Other cities have seen success with similar programs to increase access and affordability of produce, including Baltimore and Washington, D.C. (Santo, Yong, and Palmer 2014, Snelling et al. 2020). In St. Louis, there currently exists a non-profit called the St. Louis MetroMarket, which repurposed a city bus into a traveling produce market. Even with the limitations of a small non-profit startup, the company has delivered nearly 80,000 pounds of produce to 40,000 people (Berger 2020), proving that there is a need in the area. The fresh produce food truck program would establish a more extensive fleet of trucks that could reach a wider population at more frequent intervals and more locations.

Advantages of Fresh Produce Food Trucks

New York City implemented Green Carts in 2008 and saw a 71% increase in their customers’ fruit and vegetable consumption, and 63% of customers became regulars. The St. Louis initiative will focus on reaching low-income community members, which by definition are populous in food deserts. In addition, bringing produce to areas in need reduces the need for travel. This is particularly critical for the more than 20% of households in the St. Louis area without a vehicle (Flourish St. Louis). Furthermore, provision of vouchers and easy access to fresh produce are readily welcomed by residents of food deserts, including Baltimore and Washington, D.C. (Snelling et al. 2020, Gudzune et al. 2015).

Disadvantages of Fresh Produce Food Trucks

To maximize feasibility, food trucks will likely not operate every day of the week, which limits produce availability.
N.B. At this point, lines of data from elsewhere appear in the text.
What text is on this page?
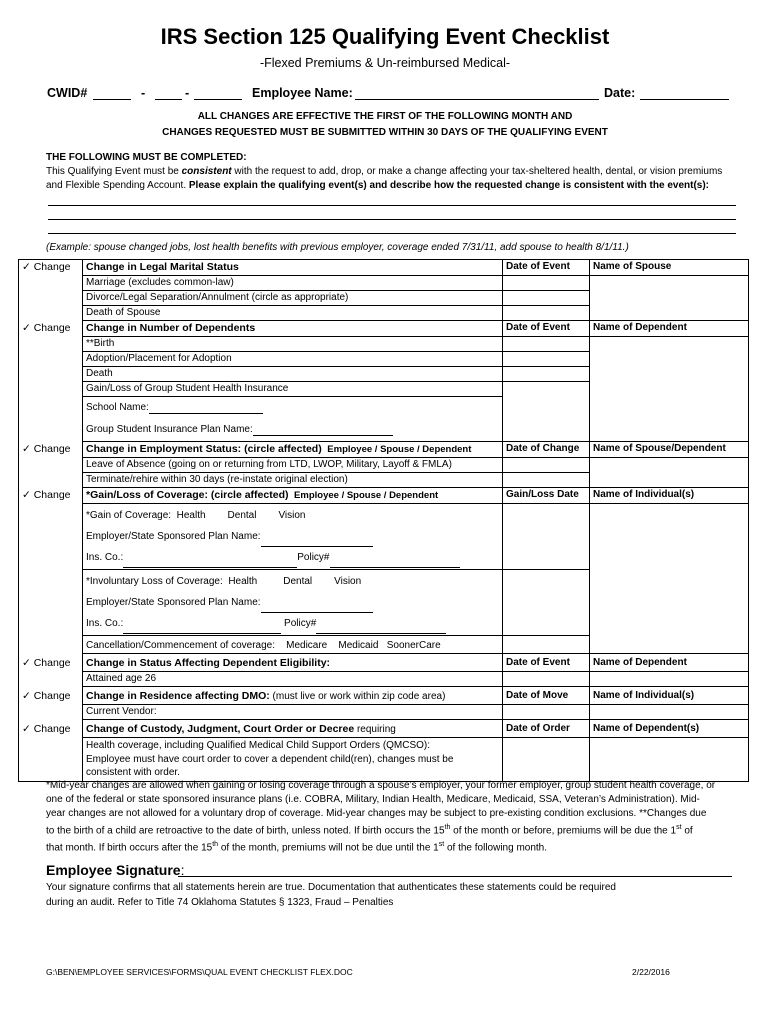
IRS Section 125 Qualifying Event Checklist
-Flexed Premiums & Un-reimbursed Medical-
CWID#	-	-	Employee Name:	Date:
ALL CHANGES ARE EFFECTIVE THE FIRST OF THE FOLLOWING MONTH AND
CHANGES REQUESTED MUST BE SUBMITTED WITHIN 30 DAYS OF THE QUALIFYING EVENT
THE FOLLOWING MUST BE COMPLETED:
This Qualifying Event must be consistent with the request to add, drop, or make a change affecting your tax-sheltered health, dental, or vision premiums
and Flexible Spending Account. Please explain the qualifying event(s) and describe how the requested change is consistent with the event(s):
(Example: spouse changed jobs, lost health benefits with previous employer, coverage ended 7/31/11, add spouse to health 8/1/11.)
✓ Change	Change in Legal Marital Status	Date of Event	Name of Spouse
	Marriage (excludes common-law)		
	Divorce/Legal Separation/Annulment (circle as appropriate)		
	Death of Spouse		
✓ Change	Change in Number of Dependents	Date of Event	Name of Dependent
	**Birth		
	Adoption/Placement for Adoption		
	Death		
	Gain/Loss of Group Student Health Insurance		
	School Name:		
	Group Student Insurance Plan Name:		
✓ Change	Change in Employment Status: (circle affected) Employee / Spouse / Dependent	Date of Change	Name of Spouse/Dependent
	Leave of Absence (going on or returning from LTD, LWOP, Military, Layoff & FMLA)		
	Terminate/rehire within 30 days (re-instate original election)		
✓ Change	*Gain/Loss of Coverage: (circle affected) Employee / Spouse / Dependent	Gain/Loss Date	Name of Individual(s)

	*Gain of Coverage: Health Dental Vision
Employer/State Sponsored Plan Name:
Ins. Co.: Policy#		

	*Involuntary Loss of Coverage: Health Dental Vision
Employer/State Sponsored Plan Name:
Ins. Co.: Policy#		

	Cancellation/Commencement of coverage: Medicare Medicaid SoonerCare		
✓ Change	Change in Status Affecting Dependent Eligibility:	Date of Event	Name of Dependent
	Attained age 26		
✓ Change	Change in Residence affecting DMO: (must live or work within zip code area)	Date of Move	Name of Individual(s)
	Current Vendor:		
✓ Change	Change of Custody, Judgment, Court Order or Decree requiring	Date of Order	Name of Dependent(s)

	Health coverage, including Qualified Medical Child Support Orders (QMCSO):
Employee must have court order to cover a dependent child(ren), changes must be
consistent with order.		

*Mid-year changes are allowed when gaining or losing coverage through a spouse’s employer, your former employer, group student health coverage, or
one of the federal or state sponsored insurance plans (i.e. COBRA, Military, Indian Health, Medicare, Medicaid, SSA, Veteran’s Administration). Mid-
year changes are not allowed for a voluntary drop of coverage. Mid-year changes may be subject to pre-existing condition exclusions. **Changes due
to the birth of a child are retroactive to the date of birth, unless noted. If birth occurs the 15th of the month or before, premiums will be due the 1st of
that month. If birth occurs after the 15th of the month, premiums will not be due until the 1st of the following month.
Employee Signature:
Your signature confirms that all statements herein are true. Documentation that authenticates these statements could be required
during an audit. Refer to Title 74 Oklahoma Statutes § 1323, Fraud – Penalties
G:\BEN\EMPLOYEE SERVICES\FORMS\QUAL EVENT CHECKLIST FLEX.DOC	2/22/2016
Furthermore, resources and money will need to be allocated towards multi-pronged communication methods (website updates, email notifications, mailed flyers, word of mouth), to ensure information on the food trucks’ schedule and location reaches our targeted customers. Lastly, the pricing of produce will depend on the revenue of the beverage tax and therefore could periodically alter costs.

Policy Recommendation

We recommend incorporating both the sweetened beverage tax and fresh produce food trucks in tandem to achieve the greatest nutritional benefit for St. Louis City and County constituents. These complementary recommendations aim to reduce dietary intake of low-nutrient beverages and increase intake of highly nutritious alternatives. We anticipate that simultaneous implementation of these programs will improve nutrition among mothers and families of low socioeconomic status, promoting metabolic and cardiovascular health in under-resourced communities for years to come.